The Juneau Police Department issued a warning under a new city smoking law Wednesday - the first since the ban took effect Jan. 1.
"We had one call yesterday and we looked into it and issued a verbal warning," police Capt. Tom Porter said. The warning was issued to a person downtown, he said.
The city's smoking ban covers most offices and restaurants and is designed to limit secondhand smoke in public places. Bars are exempt.
"We are going to be doing a combination of education to familiarize people with the ordinance and will use warnings a majority of the time," Porter said. "That doesn't mean we won't cite in an egregious situation."
The smoking ordinance would have applied to Donna's Restaurant near the Airport Mall, but the business received an extension from the city. Owners Tim and Ariana Giamakidis plan to renovate the former art-supply store next door and turn it into a private club where people of legal age will be allowed to smoke.
They have until May 1 to do so, City Manager Dave Palmer said.
"They convinced me that they are actively pursuing a construction option," he said. "They came in with documentation and a plan where it's moving ahead."
A walled-off kitchen will separate the restaurant from the new Donna's Club.

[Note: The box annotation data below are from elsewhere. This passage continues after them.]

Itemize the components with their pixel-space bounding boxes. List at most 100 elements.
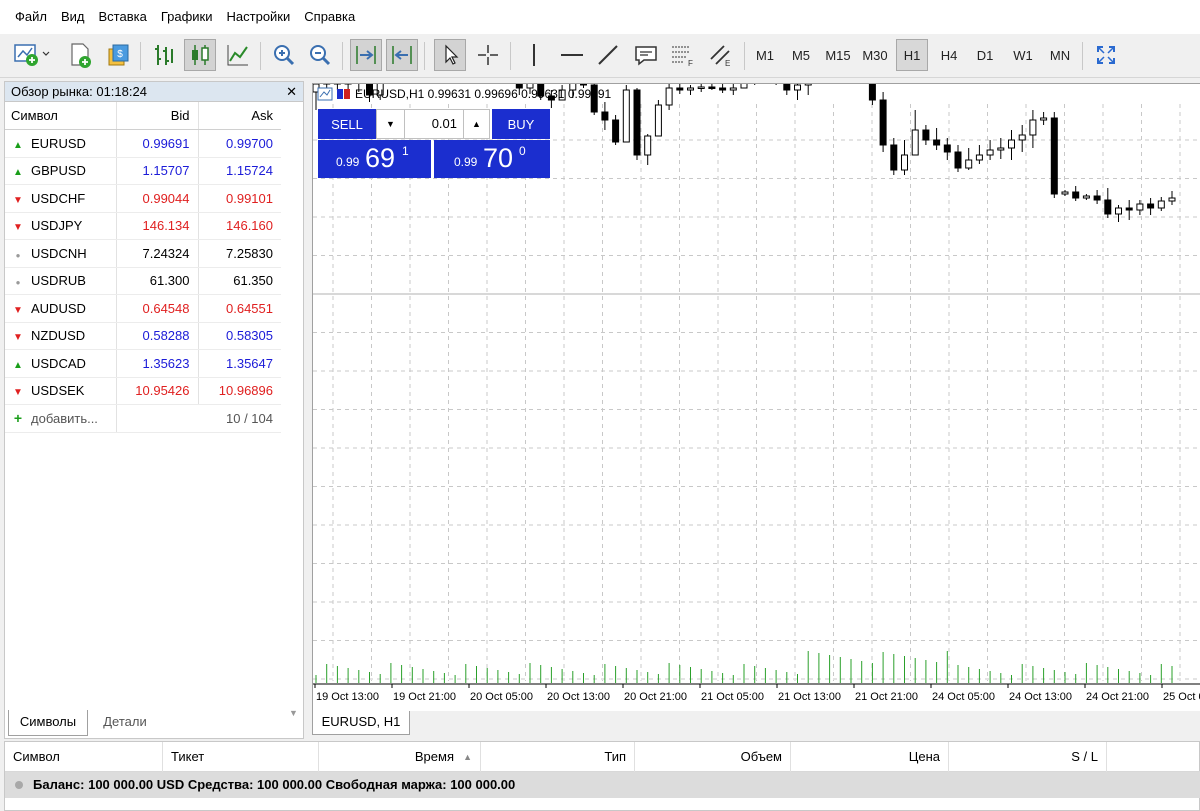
- symbol-cell[interactable]: ▲ EURUSD: [5, 129, 117, 158]
- symbol-cell[interactable]: ▼ NZDUSD: [5, 322, 117, 350]
- buy-price-fraction: 0: [519, 144, 526, 158]
- timeframe-w1[interactable]: W1: [1008, 39, 1038, 71]
- close-icon[interactable]: ✕: [286, 84, 297, 100]
- column-volume[interactable]: Объем: [635, 742, 791, 772]
- column-ask[interactable]: Ask: [198, 102, 281, 130]
- arrow-up-icon: ▲: [13, 167, 23, 179]
- symbol-cell[interactable]: ● USDRUB: [5, 267, 117, 295]
- timeframe-mn[interactable]: MN: [1044, 39, 1076, 71]
- column-ticket[interactable]: Тикет: [163, 742, 319, 772]
- timeframe-h1[interactable]: H1: [896, 39, 928, 71]
- timeframe-m5[interactable]: M5: [786, 39, 816, 71]
- menu-insert[interactable]: Вставка: [92, 0, 154, 34]
- column-type[interactable]: Тип: [481, 742, 635, 772]
- zoom-out-icon[interactable]: [304, 39, 336, 71]
- bar-chart-icon[interactable]: [148, 39, 180, 71]
- vertical-line-icon[interactable]: [518, 39, 550, 71]
- menu-charts[interactable]: Графики: [154, 0, 220, 34]
- timeframe-m15[interactable]: M15: [822, 39, 854, 71]
- zoom-in-icon[interactable]: [268, 39, 300, 71]
- lot-increase-icon[interactable]: ▲: [463, 110, 489, 138]
- menu-help[interactable]: Справка: [297, 0, 362, 34]
- market-watch-row[interactable]: ● USDRUB 61.300 61.350: [5, 267, 281, 295]
- bullish-candle: [1168, 197, 1176, 202]
- bearish-candle: [922, 129, 930, 141]
- chart-shift-icon[interactable]: [386, 39, 418, 71]
- bid-cell: 1.15707: [116, 157, 199, 185]
- column-bid[interactable]: Bid: [116, 102, 199, 130]
- time-label: 25 Oct 05: [1163, 691, 1200, 703]
- time-label: 24 Oct 21:00: [1086, 691, 1149, 703]
- menu-file[interactable]: Файл: [8, 0, 54, 34]
- market-watch-table: Символ Bid Ask ▲ EURUSD 0.99691 0.99700 ▲ GBP…: [5, 102, 281, 433]
- fullscreen-icon[interactable]: [1090, 39, 1122, 71]
- symbol-cell[interactable]: ▼ USDCHF: [5, 184, 117, 213]
- market-watch-row[interactable]: ▼ AUDUSD 0.64548 0.64551: [5, 294, 281, 323]
- lot-size-input[interactable]: 0.01: [405, 110, 463, 138]
- menu-view[interactable]: Вид: [54, 0, 92, 34]
- market-watch-row[interactable]: ▲ USDCAD 1.35623 1.35647: [5, 349, 281, 378]
- market-watch-row[interactable]: ▼ NZDUSD 0.58288 0.58305: [5, 322, 281, 350]
- text-label-icon[interactable]: [630, 39, 662, 71]
- tab-symbols[interactable]: Символы: [8, 710, 88, 736]
- bullish-candle: [687, 87, 694, 91]
- bearish-candle: [890, 144, 898, 171]
- chart-tab-eurusd[interactable]: EURUSD, H1: [312, 711, 410, 735]
- symbol-cell[interactable]: ▲ USDCAD: [5, 349, 117, 378]
- market-watch-scrollbar[interactable]: ▼: [285, 102, 303, 718]
- tab-details[interactable]: Детали: [90, 710, 160, 736]
- timeframe-m30[interactable]: M30: [858, 39, 892, 71]
- symbol-cell[interactable]: ▼ AUDUSD: [5, 294, 117, 323]
- symbol-cell[interactable]: ▼ USDJPY: [5, 212, 117, 240]
- autoscroll-icon[interactable]: [350, 39, 382, 71]
- market-watch-row[interactable]: ▲ GBPUSD 1.15707 1.15724: [5, 157, 281, 185]
- sell-button[interactable]: SELL: [318, 109, 376, 139]
- bid-cell: 61.300: [116, 267, 199, 295]
- new-chart-icon[interactable]: [10, 39, 54, 71]
- timeframe-h4[interactable]: H4: [934, 39, 964, 71]
- new-order-icon[interactable]: [64, 39, 96, 71]
- buy-price[interactable]: 0.99 70 0: [434, 140, 550, 178]
- market-watch-row[interactable]: ▼ USDJPY 146.134 146.160: [5, 212, 281, 240]
- trendline-icon[interactable]: [592, 39, 624, 71]
- menu-settings[interactable]: Настройки: [220, 0, 298, 34]
- arrow-down-icon: ▼: [13, 194, 23, 206]
- market-watch-tabs: Символы Детали: [4, 710, 304, 736]
- svg-text:E: E: [725, 59, 730, 68]
- market-watch-row[interactable]: ▼ USDSEK 10.95426 10.96896: [5, 377, 281, 405]
- crosshair-icon[interactable]: [472, 39, 504, 71]
- cursor-icon[interactable]: [434, 39, 466, 71]
- buy-button[interactable]: BUY: [492, 109, 550, 139]
- column-symbol[interactable]: Символ: [5, 102, 117, 130]
- lot-decrease-icon[interactable]: ▼: [377, 110, 405, 138]
- line-chart-icon[interactable]: [222, 39, 254, 71]
- sort-asc-icon: ▲: [463, 752, 472, 762]
- market-watch-row[interactable]: ▼ USDCHF 0.99044 0.99101: [5, 184, 281, 213]
- profiles-icon[interactable]: $: [102, 39, 134, 71]
- timeframe-d1[interactable]: D1: [970, 39, 1000, 71]
- column-sl[interactable]: S / L: [949, 742, 1107, 772]
- bid-cell: 1.35623: [116, 349, 199, 378]
- time-label: 21 Oct 13:00: [778, 691, 841, 703]
- market-watch-row[interactable]: ▲ EURUSD 0.99691 0.99700: [5, 129, 281, 158]
- column-price[interactable]: Цена: [791, 742, 949, 772]
- horizontal-line-icon[interactable]: [556, 39, 588, 71]
- add-symbol-row[interactable]: + добавить... 10 / 104: [5, 404, 281, 433]
- menu-bar: Файл Вид Вставка Графики Настройки Справ…: [0, 0, 1200, 34]
- candlestick-icon[interactable]: [184, 39, 216, 71]
- ask-cell: 1.35647: [198, 349, 281, 378]
- sell-price[interactable]: 0.99 69 1: [318, 140, 431, 178]
- ask-cell: 0.64551: [198, 294, 281, 323]
- symbol-cell[interactable]: ▲ GBPUSD: [5, 157, 117, 185]
- bid-cell: 146.134: [116, 212, 199, 240]
- symbol-cell[interactable]: ▼ USDSEK: [5, 377, 117, 405]
- symbol-cell[interactable]: ● USDCNH: [5, 239, 117, 268]
- price-chart[interactable]: 19 Oct 13:00 19 Oct 21:00 20 Oct 05:00 20 O…: [313, 84, 1200, 712]
- column-time[interactable]: Время ▲: [319, 742, 481, 772]
- fibonacci-icon[interactable]: F: [666, 39, 698, 71]
- timeframe-m1[interactable]: M1: [750, 39, 780, 71]
- column-symbol[interactable]: Символ: [5, 742, 163, 772]
- market-watch-row[interactable]: ● USDCNH 7.24324 7.25830: [5, 239, 281, 268]
- add-symbol-cell[interactable]: + добавить...: [5, 404, 117, 433]
- equidistant-channel-icon[interactable]: E: [704, 39, 736, 71]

The restaurant and the club will have separate entrances, Ariana Giamakidis said.
"We have a lot of smokers who have been coming here for years and we wanted to accommodate them as well as the nonsmokers," she said. "I wanted to keep everybody happy."
The Giamakidises are waiting for permits to go through before construction begins and aren't sure yet what the cost of the project will be. People will have to apply for a free membership to eat at Donna's Club, they said. In the interim, smoking will be allowed in the restaurant.
Word of the change has already gotten out among the regulars at Donna's. Gary Severance, who was eating eggs and hash browns at the lunch counter Wednesday, said he'll be more likely to come to Donna's because smoking will be allowed.
"It should be up to the owner of the facility to say yes or no," he said. "It's more interference in private enterprise. We'll live with (the smoking ordinance). We just won't vote for the people who voted it in."
Across the room, Brownie Hunt said he quit eating at Juneau's airport when smoking was banned a few years ago.
"I come here a lot of times and don't smoke, but the point of it is that it's my option," he said.
His daughter Pam Hunt said she may be visiting Donna's more often with her father since smoking will be allowed.
"I quit smoking so I like to be in a place where there's not smoking so I'm not tempted to smoke," she said. "But I still think that people who do smoke should be able to go have a meal somewhere and not have to go outside for a cigarette."
For others, the smoking ban brings welcome relief. Cathy Boutin has asthma and advocated for the new law. She may have trouble catching her breath or be sent into a coughing fit after taking in one puff of tobacco smoke, she said.
"I feel much more comfortable going out in public these days," she said. "There are restaurants that I could not go to before that I'll be trying out now, which is kind of an exciting prospect. I'm really looking forward to that."
The smoking ban also applies to cabs. James Harris, a taxi driver and one of the owners of Juneau Taxi and Tours and Metro Taxi, said last week he didn't expect a significant change in business. About 60 percent of his customers smoke, but they are usually in a cab for a short time - 10 to 15 minutes, he said.
"A lot of our drivers already don't smoke in the vehicles and a lot of our customers are asthmatic," he said. "All around, it's probably better for the customer."
A person caught smoking where it is prohibited faces a $50 fine under the new ordinance. The fine for a business starts at $200.